Since then, Morris has done stage work around the country and showed up here and there in movies and television--he was a quirky street character on “Hunter” and this past season he played a radio station owner on “Martin.”


While recuperating, he has heard from “Saturday Night Live” alumni Chase, Jane Curtin and Laraine Newman, among others. “I was totally overwhelmed by the response,” he said. “People that I thought were archenemies were calling and sending flowers. And people who are blood relatives have yet to make a phone call!”

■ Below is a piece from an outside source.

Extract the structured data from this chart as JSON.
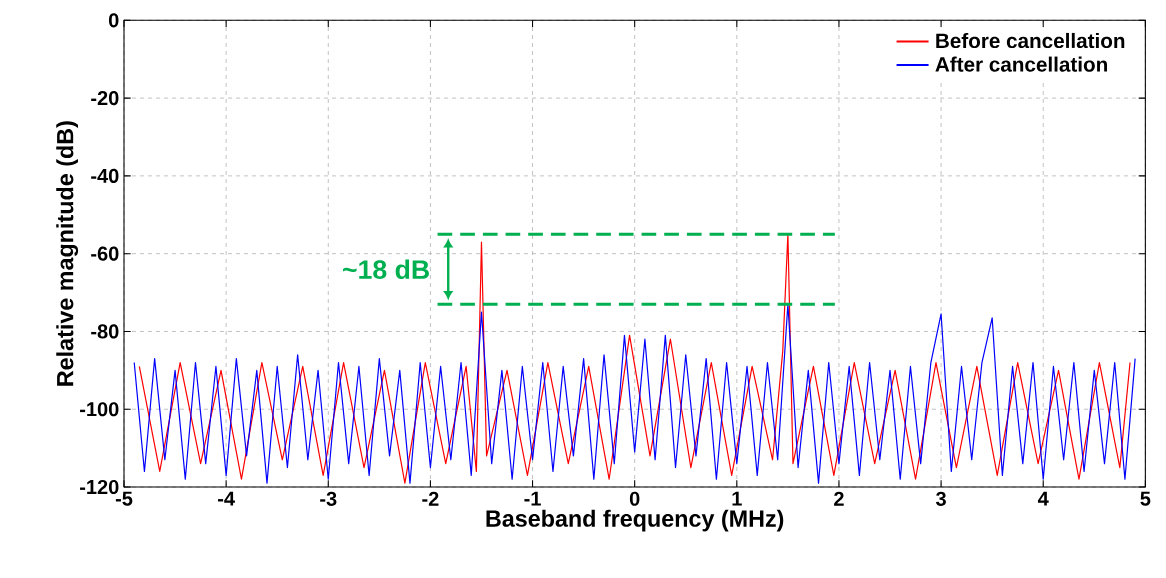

But he’s prickly on the subject of his most famous gig. Ask if he usually stays in touch with the “Saturday Night Live” cast and he shoots back: “If you don’t ask me about the 45 or 50 troupes and casts that I’ve worked with in the 35 years I’ve been in this business, then you shouldn’t ask me about that one group. . . . I don’t keep in contact with anybody I’ve ever worked with,” he says with an edgy jocularity.

“I’m not on the phone with the MCI thing . . . calling Jane and Laraine every week. That’s not me, OK?”


And he similarly rejects the notion that he was even expecting the mega-stardom that has visited some of the “Saturday Night Live” gang. “I feel that I am supremely successful,” says Morris, a former member of the Harry Belafonte Singers who graduated from Dillard University with a bachelor of arts in music and sang and acted on Broadway.

“So I like my life and considering the fact that I almost died . . . I have absolutely nothing else but happiness in my soul down to my toes abut my life, OK? I have no regrets, so don’t you feel sorry for my life.”